Crónica
“O amor é uma luz que não deixa escurecer a vida”
Já passou mais de um mês que o Sr. Rui partiu para um outro reino. Curiosamente, é um reino do qual ninguém voltou, por isso presumo que seja mais bonito que o nosso e tenho a certeza que ele está em paz. Hoje, faria 93.
Confesso que demorei a escrever este texto em sua homenagem, porque o sofrimento da sua perda (a primeira a que nos meus 20 anos de vida tive de enfrentar no meu seio familiar) ainda se misturava com a saudade, mas hoje entendo melhor a vida. E tenho tentado entender a morte, mas percebi que tentar entender uma coisa que só quando estivermos à frente dela é que podemos compreender é bastante inútil, cansativo e penoso.
“A vida é bela para quem anda nela” era das frases que mais dizia, talvez pelo Alzheimer que atormentava, sem ele saber, a sua vida, ou talvez porque entendia o poderoso significado daquela simples frase. De qualquer das maneiras, sentimos as saudades do timbre da sua voz a dizê-la. Nunca tinha pensado bem nessa frase até que a saudade traz à memória tudo o que de bom a vida deste Senhor teve.
Conduzi a quase 170km/h atrás da ambulância que o levou para nunca mais o trazer de volta, mas tive oportunidade de lhe dizer “até amanhã”, na única visita que lhe fiz (porque as restrições de visitas eram muito grandes por causa da COVID-19), no dia antes de ele ter adormecido no descanso eterno. Não sei se ele me ouviu, não sei se ele me entendeu, mas senti que a sua alma estava comigo e que me ouvia e me entendia.

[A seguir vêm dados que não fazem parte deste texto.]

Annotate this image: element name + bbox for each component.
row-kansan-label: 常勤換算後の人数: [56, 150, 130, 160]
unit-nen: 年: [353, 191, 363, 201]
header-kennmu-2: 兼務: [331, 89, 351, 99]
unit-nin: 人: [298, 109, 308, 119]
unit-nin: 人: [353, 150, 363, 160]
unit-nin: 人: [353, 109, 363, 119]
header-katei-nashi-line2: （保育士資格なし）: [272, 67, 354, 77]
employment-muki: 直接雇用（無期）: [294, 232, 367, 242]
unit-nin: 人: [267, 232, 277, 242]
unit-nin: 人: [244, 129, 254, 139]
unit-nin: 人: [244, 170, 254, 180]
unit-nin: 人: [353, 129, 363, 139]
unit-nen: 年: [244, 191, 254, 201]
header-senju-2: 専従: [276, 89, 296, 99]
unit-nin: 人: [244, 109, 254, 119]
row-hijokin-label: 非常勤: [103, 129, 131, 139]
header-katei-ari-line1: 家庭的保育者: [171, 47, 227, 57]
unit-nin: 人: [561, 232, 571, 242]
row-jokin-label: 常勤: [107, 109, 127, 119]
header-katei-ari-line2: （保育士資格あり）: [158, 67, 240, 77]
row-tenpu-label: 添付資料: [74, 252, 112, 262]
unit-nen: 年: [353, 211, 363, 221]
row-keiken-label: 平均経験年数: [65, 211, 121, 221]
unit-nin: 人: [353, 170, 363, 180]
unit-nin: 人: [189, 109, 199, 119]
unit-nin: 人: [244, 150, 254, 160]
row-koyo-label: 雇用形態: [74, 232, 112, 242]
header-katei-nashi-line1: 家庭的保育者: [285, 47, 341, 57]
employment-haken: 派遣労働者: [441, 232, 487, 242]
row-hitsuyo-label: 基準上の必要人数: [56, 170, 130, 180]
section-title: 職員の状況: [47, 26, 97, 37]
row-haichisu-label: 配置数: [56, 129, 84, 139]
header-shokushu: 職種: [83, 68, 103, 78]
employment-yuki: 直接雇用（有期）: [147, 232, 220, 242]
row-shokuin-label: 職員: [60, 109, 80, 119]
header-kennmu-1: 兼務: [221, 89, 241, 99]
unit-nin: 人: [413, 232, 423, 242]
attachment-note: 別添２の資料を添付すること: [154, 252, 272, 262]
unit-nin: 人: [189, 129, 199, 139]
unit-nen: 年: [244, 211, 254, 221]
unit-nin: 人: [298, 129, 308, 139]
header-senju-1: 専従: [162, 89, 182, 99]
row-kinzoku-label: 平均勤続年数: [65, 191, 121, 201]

Em vida, dei-lhe de comer à boca, vestia-o e despia-o quando era necessário, limpei-lhe as remelas dos olhos, dei-lhe alguns beijinhos e ele deu-me alguns a mim. Foi a minha mãe, de 3 irmãos, que cuidou dele quando a doença bateu à porta com mais força, e apesar das adversidades do Alzheimer, à noite, como num impulso de lucidez, dizia-lhe “até amanhã se Deus quiser, minha filha, obrigado”. O meu pai dava-lhe banho com todo o respeito que a sua vida requeria, mas às vezes era difícil e o meu pai convencia-o, dizendo-lhe “vamos lá ficar cheiroso para ir às gajas”. Pobre inocente, nunca via cumprida a promessa. O meu irmão sempre foi mais brincalhão com ele e enchia-o de beijinhos e de mimos e, pese embora a doença às vezes o levasse a afastá-lo, às vezes levava-o a ser muito carinhoso e divertido. Deu alguns pontapés à minha gata quando ela se punha no caminho dele, mas apesar de tudo, sei que ela também sente a sua ausência, o quarto vazio, a mesa com menos uma pessoa e o cadeirão da sala vago. Os nossos horários giravam à volta de uma responsabilidade comum: uma vida importante, a mais importante; hoje é confuso não regressar da faculdade para lhe dar o almoço, para lhe dar o lanche, para o ouvir ressonar na sesta que fazia de tarde no seu cadeirão. É confuso não ouvir o aparelho que lhe dava oxigénio durante a noite. É tudo muito confuso, mas as lágrimas são de saudades.
Vamos ter saudades de o ter connosco este Natal, mas vamos sorrir, a pensar no quão felizes fomos por ter tido a honra de partilhar tão sagrada mesa consigo (se quiser, venha comer um bocado de bacalhau; na nossa mesa, cabe sempre mais um, ou não fosse ela sua também). Nem sempre escolho as melhores palavras, mas dizer que o Sr. Rui é para nós a estrela no topo da árvore de Natal, nem é escolha de palavras, é dito com o coração carinhosamente bem perto da boca. É a estrela que nos mostra o caminho e que nós dá a esperança de nos voltarmos a encontrar nesse magnífico reino de celebração da vida. Espero ser digno de nele entrar.
Este Senhor é parte de tudo aquilo que eu sou e aspiro a ser. Todas as minhas conquistas, todos os meus sucessos, direta ou indiretamente, também os devo a ele. A minha capa negra, que me cobre o traje, hoje tem um rasgão no meio. O título que dei a esta minha homenagem, de autoria de Camilo Castelo Branco, justifica-o: “o amor é uma luz que não deixa escurecer a vida” – e todo o amor que nos deu, não deixa escurecer nem a mais negra das capas.
Agora eu sei: a vida é tão bela e eu vou andar nela, mostre-me o caminho!